Filistin Devlet Başkanı Mahmud Abbas, özgürlük, bağımsızlık ve Filistin Devleti'nin kurulması yolunda kurucu lider Yasir Arafat'ın adımlarını takip ettiklerini söyledi.
Filistin resmi haber ajansı WAFA'ya göre Abbas, Filistin direnişinin efsane lideri Arafat'ın vefatının 21. yılı münasebetiyle düzenlenen törende konuştu.
"Arafat'ın yürüdüğü yoldan devam ediyoruz." diyen Abbas, Filistin halkının; düşünceleri, mücadelesi ve derin inancıyla, özgürlük ve onura inanan bir halkın davasını somutlaştıran Arafat'ın yürüyüşü önünde saygıyla eğildiğini ifade etti.
Abbas, şunları kaydetti: "Modern Filistin ulusal projesinin kurucusu, bağımsız ulusal karar almanın sembolü, vatandaki ve diasporadaki halkların birliğinin koruyucusu Arafat, 1974'te Birleşmiş Milletlerde (BM) ilk konuşmayı yapan ve 1988'de Bağımsızlık Bildirgesi'ni kaleme alan kişidir. Arafat, sevdiği ve uğruna şehit olduğu Kudüs'ün surlarına, minarelerine ve kiliselerine Filistin bayrağını asmak konusunda verdiği sözü yerine getirmiştir. Arafat, Filistin halkının kalbinde ve milletin vicdanında devrimin, onurun, birliğin, özgürlük ve bağımsızlığa ulaşma kararlılığının sembolü olarak varlığını sürdürecektir."
Filistin yönetiminin ulusal sabitelere ve mücadeleye bağlılığını sürdürdüğünü, Filistin söylemini güçlendirmeye devam ettiğini söyleyen Abbas, Filistin Devleti'ni tanıyan ülke sayısının 160'a ulaştığına dikkati çekti.
Abbas, başında bulunduğu Filistin yönetiminin uluslararası mahfillerde dost ve kardeş ülkelerle Filistin halkının hedeflerini ve işgalin son bulması için birlikte siyasi ve diplomatik çalışmalar yürüttüğünü ifade etti.
Yasir Arafat
Filistin'in efsanevi lideri Yasir Arafat, 1929'da Kudüs'te dünyaya geldi.

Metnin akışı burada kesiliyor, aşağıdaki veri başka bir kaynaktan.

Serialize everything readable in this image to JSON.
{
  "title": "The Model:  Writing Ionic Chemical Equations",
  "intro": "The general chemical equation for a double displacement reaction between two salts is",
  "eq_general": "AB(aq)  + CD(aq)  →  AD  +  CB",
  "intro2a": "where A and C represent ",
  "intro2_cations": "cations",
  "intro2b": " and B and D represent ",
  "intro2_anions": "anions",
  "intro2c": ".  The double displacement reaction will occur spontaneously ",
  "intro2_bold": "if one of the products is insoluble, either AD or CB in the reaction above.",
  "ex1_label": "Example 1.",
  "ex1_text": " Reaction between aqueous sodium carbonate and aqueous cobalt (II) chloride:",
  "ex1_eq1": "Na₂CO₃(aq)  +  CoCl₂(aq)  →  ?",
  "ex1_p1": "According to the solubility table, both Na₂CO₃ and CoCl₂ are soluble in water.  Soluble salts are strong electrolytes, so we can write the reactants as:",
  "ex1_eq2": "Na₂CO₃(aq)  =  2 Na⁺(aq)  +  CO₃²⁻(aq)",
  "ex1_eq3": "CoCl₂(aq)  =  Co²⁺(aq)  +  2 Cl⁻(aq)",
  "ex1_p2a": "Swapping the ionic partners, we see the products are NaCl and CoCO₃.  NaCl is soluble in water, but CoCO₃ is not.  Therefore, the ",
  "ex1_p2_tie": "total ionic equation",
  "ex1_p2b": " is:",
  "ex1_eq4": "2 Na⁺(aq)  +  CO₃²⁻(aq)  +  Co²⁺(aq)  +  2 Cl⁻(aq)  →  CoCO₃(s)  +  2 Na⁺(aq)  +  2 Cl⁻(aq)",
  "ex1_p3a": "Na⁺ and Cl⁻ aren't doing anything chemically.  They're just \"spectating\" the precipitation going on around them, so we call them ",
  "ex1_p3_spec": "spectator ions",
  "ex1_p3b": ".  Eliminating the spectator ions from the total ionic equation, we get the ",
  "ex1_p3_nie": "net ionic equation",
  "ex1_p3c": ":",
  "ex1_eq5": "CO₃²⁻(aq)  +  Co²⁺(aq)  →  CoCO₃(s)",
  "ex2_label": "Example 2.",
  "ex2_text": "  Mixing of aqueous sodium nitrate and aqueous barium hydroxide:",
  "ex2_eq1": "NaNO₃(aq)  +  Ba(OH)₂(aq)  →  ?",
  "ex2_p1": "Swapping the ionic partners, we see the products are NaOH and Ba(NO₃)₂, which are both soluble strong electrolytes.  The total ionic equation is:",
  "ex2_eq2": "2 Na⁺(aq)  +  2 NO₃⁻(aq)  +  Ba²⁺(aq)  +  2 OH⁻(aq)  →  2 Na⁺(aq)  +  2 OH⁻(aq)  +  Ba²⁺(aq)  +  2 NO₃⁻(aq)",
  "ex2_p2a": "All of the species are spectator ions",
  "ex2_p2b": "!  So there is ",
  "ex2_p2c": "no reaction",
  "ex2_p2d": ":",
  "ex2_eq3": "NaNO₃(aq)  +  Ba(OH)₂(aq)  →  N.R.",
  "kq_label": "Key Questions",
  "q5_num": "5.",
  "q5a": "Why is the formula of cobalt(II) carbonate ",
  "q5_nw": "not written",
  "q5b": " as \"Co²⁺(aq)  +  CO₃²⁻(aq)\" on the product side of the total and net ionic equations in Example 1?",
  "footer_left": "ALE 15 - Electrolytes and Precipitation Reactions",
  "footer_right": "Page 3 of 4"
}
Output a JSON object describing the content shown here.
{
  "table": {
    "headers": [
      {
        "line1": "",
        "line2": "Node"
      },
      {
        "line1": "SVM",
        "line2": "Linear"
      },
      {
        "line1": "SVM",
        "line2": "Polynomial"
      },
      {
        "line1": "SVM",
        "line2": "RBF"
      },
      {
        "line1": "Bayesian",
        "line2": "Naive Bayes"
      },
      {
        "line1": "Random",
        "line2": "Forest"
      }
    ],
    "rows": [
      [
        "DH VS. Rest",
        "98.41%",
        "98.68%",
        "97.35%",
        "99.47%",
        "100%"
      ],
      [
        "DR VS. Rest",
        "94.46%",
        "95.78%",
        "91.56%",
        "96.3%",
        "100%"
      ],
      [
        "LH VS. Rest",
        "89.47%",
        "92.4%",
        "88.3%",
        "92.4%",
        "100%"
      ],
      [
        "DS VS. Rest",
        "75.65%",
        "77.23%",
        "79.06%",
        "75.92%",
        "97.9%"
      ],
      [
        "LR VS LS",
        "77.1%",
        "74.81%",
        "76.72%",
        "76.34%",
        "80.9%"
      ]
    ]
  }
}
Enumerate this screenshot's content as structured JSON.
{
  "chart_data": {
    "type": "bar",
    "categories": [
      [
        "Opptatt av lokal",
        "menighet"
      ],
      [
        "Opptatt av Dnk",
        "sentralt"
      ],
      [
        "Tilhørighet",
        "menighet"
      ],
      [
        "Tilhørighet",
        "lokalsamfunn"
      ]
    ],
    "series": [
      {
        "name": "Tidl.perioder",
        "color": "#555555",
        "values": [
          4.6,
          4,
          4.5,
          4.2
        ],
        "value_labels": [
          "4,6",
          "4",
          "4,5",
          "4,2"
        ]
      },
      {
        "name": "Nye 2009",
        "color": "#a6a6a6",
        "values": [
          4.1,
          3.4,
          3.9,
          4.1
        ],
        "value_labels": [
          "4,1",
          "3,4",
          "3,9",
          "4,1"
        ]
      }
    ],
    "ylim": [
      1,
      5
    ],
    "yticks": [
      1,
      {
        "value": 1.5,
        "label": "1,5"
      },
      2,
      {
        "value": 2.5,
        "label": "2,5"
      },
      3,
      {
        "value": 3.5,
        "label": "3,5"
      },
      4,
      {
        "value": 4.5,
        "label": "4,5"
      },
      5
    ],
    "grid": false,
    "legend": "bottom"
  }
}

Arafat, siyaset sahnesine 1952'de Kahire'de Filistinli Öğrenciler Birliği Başkanı seçilerek girdi.
Fetih Hareketi'ni 1959'da kurarak Filistin direnişinin sembol ismi haline geldi.1969'da Filistin Kurtuluş Örgütü (FKÖ) başkanı seçilen Arafat, örgütü Filistin halkının tek meşru temsilcisi konumuna taşıdı. 1970'lerin başında Ürdün'den ayrılarak Lübnan'a geçen Arafat, orada hareketin merkezini kurdu. 1982'deki İsrail işgalinin ardından Lübnan'dan Tunus'a geçen Arafat, Filistin mücadelesine Tunus'tan devam etti.
Arafat, İsrail'le 1993'te imzalanan Oslo Anlaşması ile barış sürecinin öncülerinden biri oldu. Bir yıl sonra 1994'te İsrail Başbakanı Yitzhak Rabin ve Şimon Peres'le birlikte Nobel Barış Ödülü aldı. Arafat 2000'li yıllarda İsrail tarafından Ramallah'taki karargâhında kuşatma altına alındı.
Arafat, 11 Kasım 2004'te Fransa'nın başkenti Paris yakınlarındaki Percy Hastanesi'nde 75 yaşında hayatını kaybetti. Arafat, işgal altındaki Batı Şeria'da Ramallah'ın Mukataa bölgesinde kendisi için hazırlanan yere defnedildi.
Filistinliler, Arafat'ın ölümünün arkasında İsrail'in parmağının olduğunu öne sürdü. İsrail'in Arafat'ı zehirleyerek öldürdüğü iddiaları üzerine Filistin yönetimi, resmi bir soruşturma komitesi kurdu ancak komitenin başkanı Tevfik Tiravi'nin birden fazla kez "veriler ve kanıtlar İsrail'in suikastın arkasında olduğunu gösteriyor" şeklindeki açıklamalarına rağmen, inceleme ve araştırmanın sonucuna dair resmi ve net bir sonuç açıklanmadı.